If Earth were a living being we would describe our impact as an infection that first began mildly 150 years ago and that continues to get worse. The 1 billion of us who lived on the planet at the beginning of the 20th century now number over 8.5 billion and are heading to 10 billion by mid-century. We have become Earth’s virus and the fever the planet has caught is global warming. The hives Earth is breaking out in are hurricanes, tornadoes, and other severe weather events. The long-term symptoms include megadroughts, polar and alpine ice melts, and sea level rise.
Could MTG have drawn her inspiration about weather conspiracies from science fiction writers who have described controlling the weather in novels?

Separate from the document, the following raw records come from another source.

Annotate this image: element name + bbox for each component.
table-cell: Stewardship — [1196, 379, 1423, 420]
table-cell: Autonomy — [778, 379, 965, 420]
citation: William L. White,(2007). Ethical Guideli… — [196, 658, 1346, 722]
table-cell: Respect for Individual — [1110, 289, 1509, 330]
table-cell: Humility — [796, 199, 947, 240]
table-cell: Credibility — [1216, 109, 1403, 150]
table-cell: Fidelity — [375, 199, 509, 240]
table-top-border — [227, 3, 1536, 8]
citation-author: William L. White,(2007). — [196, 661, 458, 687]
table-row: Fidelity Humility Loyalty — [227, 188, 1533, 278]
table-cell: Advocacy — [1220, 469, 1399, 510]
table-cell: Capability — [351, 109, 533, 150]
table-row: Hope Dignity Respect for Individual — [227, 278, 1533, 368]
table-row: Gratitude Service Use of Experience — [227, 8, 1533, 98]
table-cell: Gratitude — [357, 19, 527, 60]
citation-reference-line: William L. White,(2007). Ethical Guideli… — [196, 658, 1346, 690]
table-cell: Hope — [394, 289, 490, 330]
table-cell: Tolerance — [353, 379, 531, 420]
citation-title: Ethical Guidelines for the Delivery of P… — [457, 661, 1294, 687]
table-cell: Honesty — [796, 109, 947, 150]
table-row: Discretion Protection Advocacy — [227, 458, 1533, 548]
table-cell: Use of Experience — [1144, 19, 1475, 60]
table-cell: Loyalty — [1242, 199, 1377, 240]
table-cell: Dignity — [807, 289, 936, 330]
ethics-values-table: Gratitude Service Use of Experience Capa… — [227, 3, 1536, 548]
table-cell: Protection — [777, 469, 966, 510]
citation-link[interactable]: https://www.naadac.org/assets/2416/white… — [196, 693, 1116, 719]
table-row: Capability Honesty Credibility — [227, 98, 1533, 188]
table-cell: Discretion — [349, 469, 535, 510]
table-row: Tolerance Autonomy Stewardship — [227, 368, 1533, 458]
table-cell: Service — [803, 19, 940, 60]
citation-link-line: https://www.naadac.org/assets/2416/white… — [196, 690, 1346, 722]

Here are just a few of the apocalyptic tales I have read:
- In 1934, Francis Beeding, a pseudonym for two authors, John Leslie Palmer and Hilary St George Saunders, collaboratively wrote “The One Sane Man,” a novel about manipulating the weather to control politicians.
- J.G. Ballard’s 1962 novel, “The Drowned World,” described Earth in 2145 where attempts to stop climate change through weather manipulation produce unintended consequences.
- Ben Bova’s 1967 novel, “The Weathermakers” looks at the geopolitics of manipulating weather.
- More recently, Neal Stephenson’s, 2021 novel, “Termination Shock” describes a solar geoengineering experiment that runs amok.
Real weather manipulation attempts are happening today. In Dubai, lasers, not the Rothschild kind, have been fired from drones to try and induce rainfall. Meanwhile, a few scientists have attempted small-scale aerosol seeding of the stratosphere to deflect sunlight to lower atmospheric and surface land temperatures.
On Bill Maher’s “Real Time” television show last Friday, in talking about MTG’s accusations, suggested that voting for the political party that controls the weather would be smart to stay on its good side. Of course, Maher was referring to the Democrats.